Tinder isn’t using encryption to keep your photos safe from strangers who are sharing the same coffee shop Wi-Fi as you, security researchers found in a report today. Researchers from the Tel Aviv-based firm Checkmarx found that Tinder’s iOS and Android mobile apps still lack basic HTTPS encryption, meaning that anyone sharing the same Wi-Fi as you can see your Tinder photos or add their own into the photostream.
The firm built a proof-of-concept app called TinderDrift, demoed on YouTube, that can reconstruct a user’s session on Tinder if that person is sharing the same Wi-Fi. Although swipes and matches on Tinder remain HTTPS-encrypted, potential hackers on the network can still tell encrypted commands apart due to the specific patterns of bytes that represent a left swipe, a right swipe, a Super Like, and a match, according to Checkmarx.
The researchers say that by combining the intercepted photos with the monitoring of the encrypted commands, hackers could figure out almost everything a Tinder user is seeing and doing. Checkmarx also suggests that hackers with knowledge of a user’s sexual preferences and other private information could potentially blackmail users, or swap the photos a user sees for inappropriate content or rogue advertising. The only thing that remains private is messages and photos sent between users after a match.
HTTPS encryption is a standard protocol used by most websites these days, according to statistics from Mozilla. As of January this year, 68 percent of the internet is encrypted with HTTPS. That means there’s a secure lock symbol next to the URL in your address bar; and while HTTPS isn’t foolproof, it’s still basic protection from hackers.

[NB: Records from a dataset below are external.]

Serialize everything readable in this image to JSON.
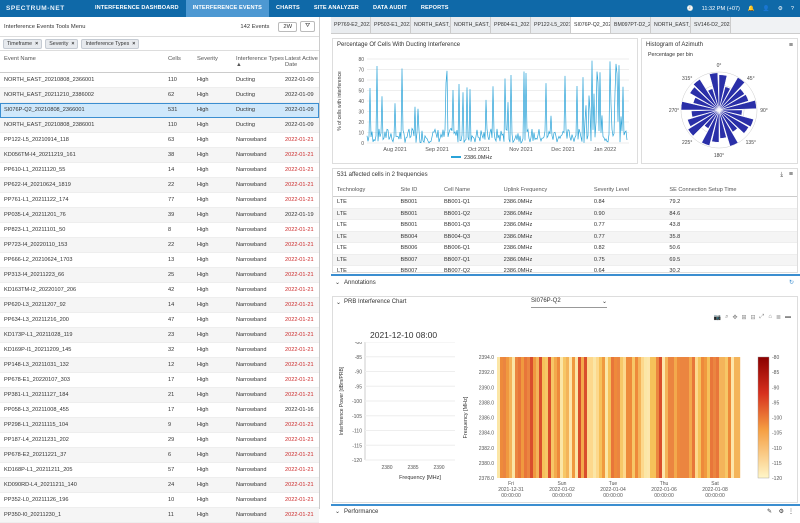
{
  "topbar": {
    "logo": "SPECTRUM-NET",
    "nav": [
      "INTERFERENCE DASHBOARD",
      "INTERFERENCE EVENTS",
      "CHARTS",
      "SITE ANALYZER",
      "DATA AUDIT",
      "REPORTS"
    ],
    "active_nav": 1,
    "time": "11:32 PM (+07)",
    "icons": [
      "clock-icon",
      "bell-icon",
      "user-icon",
      "gear-icon",
      "help-icon"
    ]
  },
  "events_panel": {
    "title": "Interference Events Tools Menu",
    "count": "142 Events",
    "range_btn": "2W",
    "filters": [
      "Timeframe",
      "Severity",
      "Interference Types"
    ],
    "columns": [
      "Event Name",
      "Cells",
      "Severity",
      "Interference Types",
      "Latest Active Date"
    ],
    "rows": [
      [
        "NORTH_EAST_20210808_2366001",
        "110",
        "High",
        "Ducting",
        "2022-01-09"
      ],
      [
        "NORTH_EAST_20211210_2386002",
        "62",
        "High",
        "Ducting",
        "2022-01-09"
      ],
      [
        "SI076P-Q2_20210808_2366001",
        "531",
        "High",
        "Ducting",
        "2022-01-09"
      ],
      [
        "NORTH_EAST_20210808_2386001",
        "110",
        "High",
        "Ducting",
        "2022-01-09"
      ],
      [
        "PP122-L5_20210914_118",
        "63",
        "High",
        "Narrowband",
        "2022-01-21"
      ],
      [
        "KD056TM-I4_20211219_161",
        "38",
        "High",
        "Narrowband",
        "2022-01-21"
      ],
      [
        "PP610-L1_20211120_55",
        "14",
        "High",
        "Narrowband",
        "2022-01-21"
      ],
      [
        "PP622-I4_20210624_1819",
        "22",
        "High",
        "Narrowband",
        "2022-01-21"
      ],
      [
        "PP761-L1_20211122_174",
        "77",
        "High",
        "Narrowband",
        "2022-01-21"
      ],
      [
        "PP035-L4_20211201_76",
        "39",
        "High",
        "Narrowband",
        "2022-01-19"
      ],
      [
        "PP823-L1_20211101_50",
        "8",
        "High",
        "Narrowband",
        "2022-01-21"
      ],
      [
        "PP723-I4_20220110_153",
        "22",
        "High",
        "Narrowband",
        "2022-01-21"
      ],
      [
        "PP666-L2_20210624_1703",
        "13",
        "High",
        "Narrowband",
        "2022-01-21"
      ],
      [
        "PP313-I4_20211223_66",
        "25",
        "High",
        "Narrowband",
        "2022-01-21"
      ],
      [
        "KD163TM-I2_20220107_206",
        "42",
        "High",
        "Narrowband",
        "2022-01-21"
      ],
      [
        "PP620-L3_20211207_92",
        "14",
        "High",
        "Narrowband",
        "2022-01-21"
      ],
      [
        "PP634-L3_20211216_200",
        "47",
        "High",
        "Narrowband",
        "2022-01-21"
      ],
      [
        "KD173P-L1_20211028_119",
        "23",
        "High",
        "Narrowband",
        "2022-01-21"
      ],
      [
        "KD169P-I1_20211209_145",
        "32",
        "High",
        "Narrowband",
        "2022-01-21"
      ],
      [
        "PP148-L3_20211031_132",
        "12",
        "High",
        "Narrowband",
        "2022-01-21"
      ],
      [
        "PP678-E1_20220107_303",
        "17",
        "High",
        "Narrowband",
        "2022-01-21"
      ],
      [
        "PP381-L1_20211127_184",
        "21",
        "High",
        "Narrowband",
        "2022-01-21"
      ],
      [
        "PP058-L3_20211008_455",
        "17",
        "High",
        "Narrowband",
        "2022-01-16"
      ],
      [
        "PP298-L1_20211115_104",
        "9",
        "High",
        "Narrowband",
        "2022-01-21"
      ],
      [
        "PP187-L4_20211231_202",
        "29",
        "High",
        "Narrowband",
        "2022-01-21"
      ],
      [
        "PP678-E2_20211221_37",
        "6",
        "High",
        "Narrowband",
        "2022-01-21"
      ],
      [
        "KD168P-L1_20211211_205",
        "57",
        "High",
        "Narrowband",
        "2022-01-21"
      ],
      [
        "KD090RD-L4_20211211_140",
        "24",
        "High",
        "Narrowband",
        "2022-01-21"
      ],
      [
        "PP352-L0_20211126_196",
        "10",
        "High",
        "Narrowband",
        "2022-01-21"
      ],
      [
        "PP350-I0_20211230_1",
        "11",
        "High",
        "Narrowband",
        "2022-01-21"
      ]
    ],
    "selected_row": 2
  },
  "tabs": [
    "PP769-E2_2022...",
    "PP503-E1_2022...",
    "NORTH_EAST_2...",
    "NORTH_EAST_2...",
    "PP804-E1_2021...",
    "PP122-L5_2021...",
    "SI076P-Q2_202...",
    "BM097PT-D2_2...",
    "NORTH_EAST_2...",
    "SV146-D2_2022..."
  ],
  "active_tab": 6,
  "ducting_chart": {
    "title": "Percentage Of Cells With Ducting Interference",
    "chart_data": {
      "type": "line",
      "title": "Percentage Of Cells With Ducting Interference",
      "ylabel": "% of cells with interference",
      "x_ticks": [
        "Aug 2021",
        "Sep 2021",
        "Oct 2021",
        "Nov 2021",
        "Dec 2021",
        "Jan 2022"
      ],
      "y_ticks": [
        "0",
        "10",
        "20",
        "30",
        "40",
        "50",
        "60",
        "70",
        "80"
      ],
      "ylim": [
        0,
        80
      ],
      "series": [
        {
          "name": "2386.0MHz"
        }
      ]
    }
  },
  "azimuth_chart": {
    "title": "Histogram of Azimuth",
    "subtitle": "Percentage per bin",
    "labels": [
      "0°",
      "45°",
      "90°",
      "135°",
      "180°",
      "225°",
      "270°",
      "315°"
    ]
  },
  "cells_table": {
    "title": "531 affected cells in 2 frequencies",
    "columns": [
      "Technology",
      "Site ID",
      "Cell Name",
      "Uplink Frequency",
      "Severity Level",
      "SE Connection Setup Time"
    ],
    "rows": [
      [
        "LTE",
        "BB001",
        "BB001-Q1",
        "2386.0MHz",
        "0.84",
        "79.2"
      ],
      [
        "LTE",
        "BB001",
        "BB001-Q2",
        "2386.0MHz",
        "0.90",
        "84.6"
      ],
      [
        "LTE",
        "BB001",
        "BB001-Q3",
        "2386.0MHz",
        "0.77",
        "43.8"
      ],
      [
        "LTE",
        "BB004",
        "BB004-Q3",
        "2386.0MHz",
        "0.77",
        "35.8"
      ],
      [
        "LTE",
        "BB006",
        "BB006-Q1",
        "2386.0MHz",
        "0.82",
        "50.6"
      ],
      [
        "LTE",
        "BB007",
        "BB007-Q1",
        "2386.0MHz",
        "0.75",
        "69.5"
      ],
      [
        "LTE",
        "BB007",
        "BB007-Q2",
        "2386.0MHz",
        "0.64",
        "30.2"
      ]
    ]
  },
  "annotations_label": "Annotations",
  "prb_chart": {
    "title": "PRB Interference Chart",
    "cell_select": "SI076P-Q2",
    "timestamp": "2021-12-10 08:00",
    "left_chart": {
      "chart_data": {
        "type": "line",
        "xlabel": "Frequency [MHz]",
        "ylabel": "Interference Power [dBm/PRB]",
        "x_ticks": [
          "2380",
          "2385",
          "2390"
        ],
        "y_ticks": [
          "-80",
          "-85",
          "-90",
          "-95",
          "-100",
          "-105",
          "-110",
          "-115",
          "-120"
        ],
        "ylim": [
          -120,
          -80
        ]
      }
    },
    "heatmap": {
      "chart_data": {
        "type": "heatmap",
        "ylabel": "Frequency [MHz]",
        "y_ticks": [
          "2394.0",
          "2392.0",
          "2390.0",
          "2388.0",
          "2386.0",
          "2384.0",
          "2382.0",
          "2380.0",
          "2378.0"
        ],
        "x_ticks": [
          [
            "Fri",
            "2021-12-31",
            "00:00:00"
          ],
          [
            "Sun",
            "2022-01-02",
            "00:00:00"
          ],
          [
            "Tue",
            "2022-01-04",
            "00:00:00"
          ],
          [
            "Thu",
            "2022-01-06",
            "00:00:00"
          ],
          [
            "Sat",
            "2022-01-08",
            "00:00:00"
          ]
        ],
        "colorbar_ticks": [
          "-80",
          "-85",
          "-90",
          "-95",
          "-100",
          "-105",
          "-110",
          "-115",
          "-120"
        ],
        "colorbar_range": [
          -120,
          -80
        ]
      }
    }
  },
  "performance_label": "Performance"
}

Tinder responded in a statement to The Verge that the unencrypted photos are profile pictures, and Tinder is a free global platform, so the pictures are “available to anyone swiping on the app” anyway.
It hinted at working on more security measures: “Like every other technology company, we are constantly improving our defenses in the battle against malicious hackers. For example, our desktop and mobile web platforms already encrypt profile images, and we are working towards encrypting images on our app experience as well.”
Tinder also added that it wouldn’t give out any specific information about what those improved defenses would look like, saying, “However, we do not go into any further detail on the specific security tools we use or enhancements we may implement to avoid tipping off would-be hackers.”